Unfortunately you're often not given proper care in return, and workplace injuries are checked off as unsubstantiated.

The stats 

The Department of Labor's Bureau of Labor Statistics (BLS) found that in 2014, out of 10,000 hospital workers, 68 suffered from overextension injuries (injuries where there was bending, lifting, or reaching involved). In the medical profession, particularly in nursing, this occurs often. The number of hospital workers suffering from these injuries is double what a worker in a non-medical profession sustains. BLS also found that nursing employees suffer from more than 35,000 cases of back injuries and other injuries yearly.

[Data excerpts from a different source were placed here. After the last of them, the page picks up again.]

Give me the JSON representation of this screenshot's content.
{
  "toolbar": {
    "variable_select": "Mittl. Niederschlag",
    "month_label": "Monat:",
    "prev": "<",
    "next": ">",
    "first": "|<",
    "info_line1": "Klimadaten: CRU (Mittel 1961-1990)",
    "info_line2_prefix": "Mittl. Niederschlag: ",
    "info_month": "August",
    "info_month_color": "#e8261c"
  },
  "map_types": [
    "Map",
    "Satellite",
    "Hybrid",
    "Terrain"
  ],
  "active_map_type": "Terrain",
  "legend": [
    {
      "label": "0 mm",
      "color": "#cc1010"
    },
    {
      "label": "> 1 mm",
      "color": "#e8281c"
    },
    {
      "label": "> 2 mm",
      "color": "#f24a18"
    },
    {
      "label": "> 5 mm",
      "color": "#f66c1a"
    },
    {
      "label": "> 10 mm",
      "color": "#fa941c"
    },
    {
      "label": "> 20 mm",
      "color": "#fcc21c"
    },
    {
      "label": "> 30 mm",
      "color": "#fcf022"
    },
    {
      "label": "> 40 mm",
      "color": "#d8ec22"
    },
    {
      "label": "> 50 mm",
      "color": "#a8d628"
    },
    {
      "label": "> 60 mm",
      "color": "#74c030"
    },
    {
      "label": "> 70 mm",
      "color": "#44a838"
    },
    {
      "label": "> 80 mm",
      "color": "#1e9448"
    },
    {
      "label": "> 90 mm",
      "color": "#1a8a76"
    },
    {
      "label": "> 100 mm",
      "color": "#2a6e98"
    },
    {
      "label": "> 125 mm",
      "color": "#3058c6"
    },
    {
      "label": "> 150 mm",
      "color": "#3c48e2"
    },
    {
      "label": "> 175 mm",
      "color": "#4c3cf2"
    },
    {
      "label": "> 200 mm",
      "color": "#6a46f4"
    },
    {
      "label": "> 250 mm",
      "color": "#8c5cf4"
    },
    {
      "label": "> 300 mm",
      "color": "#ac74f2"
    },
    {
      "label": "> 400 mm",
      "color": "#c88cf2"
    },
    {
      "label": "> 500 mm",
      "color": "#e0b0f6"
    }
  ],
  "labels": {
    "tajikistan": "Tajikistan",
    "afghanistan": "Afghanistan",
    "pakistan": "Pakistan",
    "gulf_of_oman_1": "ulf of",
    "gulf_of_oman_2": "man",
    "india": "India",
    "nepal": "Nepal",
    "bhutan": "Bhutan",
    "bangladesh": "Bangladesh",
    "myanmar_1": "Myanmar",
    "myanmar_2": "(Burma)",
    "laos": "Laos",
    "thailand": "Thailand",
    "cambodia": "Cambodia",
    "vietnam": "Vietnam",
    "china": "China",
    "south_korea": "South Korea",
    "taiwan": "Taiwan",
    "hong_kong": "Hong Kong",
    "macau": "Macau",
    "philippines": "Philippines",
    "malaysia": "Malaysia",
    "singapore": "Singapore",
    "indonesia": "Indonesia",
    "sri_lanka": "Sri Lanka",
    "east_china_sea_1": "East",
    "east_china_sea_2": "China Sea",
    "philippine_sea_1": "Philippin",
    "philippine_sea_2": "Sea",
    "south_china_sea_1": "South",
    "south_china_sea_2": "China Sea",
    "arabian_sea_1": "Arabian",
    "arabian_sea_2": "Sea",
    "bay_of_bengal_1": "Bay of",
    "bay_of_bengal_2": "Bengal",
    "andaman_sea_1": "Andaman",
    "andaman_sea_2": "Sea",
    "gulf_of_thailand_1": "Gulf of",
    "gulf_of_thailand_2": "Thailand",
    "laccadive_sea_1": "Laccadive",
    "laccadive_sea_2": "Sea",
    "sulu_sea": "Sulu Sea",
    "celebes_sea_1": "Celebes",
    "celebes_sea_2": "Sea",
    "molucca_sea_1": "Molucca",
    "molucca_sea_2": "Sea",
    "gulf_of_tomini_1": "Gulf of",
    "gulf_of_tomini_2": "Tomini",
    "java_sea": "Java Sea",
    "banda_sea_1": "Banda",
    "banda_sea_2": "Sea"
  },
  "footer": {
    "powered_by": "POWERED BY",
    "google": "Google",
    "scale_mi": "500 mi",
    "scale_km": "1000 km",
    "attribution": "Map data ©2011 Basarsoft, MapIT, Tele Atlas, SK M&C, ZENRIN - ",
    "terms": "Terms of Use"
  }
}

When working with patients, whether it be in a hospital, nursing home or other facility, you subject your body to daily pressures. These may cause musculoskeletal injuries that can impact nerves, tendons, ligaments, muscles and bones. Moving or lifting patients from one place to another is often a manual process, and when it occurs frequently your chance for injury increases.

Your rights

Medical environments should work to protect you as an employee, and provide proper training in how to go about lifting. Unfortunately, safety procedures are not always in place, increasing your chances of getting hurt. Hospitals do not always provide the proper hardware either, such as powered ceiling hoists, to help transfer patients. This does not help the present situation.

Laws are in place in each state to protect workers at their workplace, the same being true for nurses in a healthcare facility. If you are injured while working, you have a right to receive workers' compensation to help with any medical bills and recovery that are due to an on-the-job injury. Physical damages could have occurred once or could be some that have lasting effects.

In 2015, NPR did a special series on injured nurses, deeming nursing as one of the more hazardous occupations in America. Nursing staff gets more than three times the amount of musculoskeletal injuries than the construction worker occupation. Often times, rules are in place in other industries that place a limit on how many pounds one should carry. As a nurse, you are not always entitled to that sort of protection.

Your options

Though your profession may be one where you are expected to be able to lift others or help patients shift, your rights to receive worker's compensation are just as prominent. Contact an attorney who specializes in workers' compensation to make sure you receive recompense if you have been injured while working.

For all the caring you do, you deserve to be taken care of and protected, too.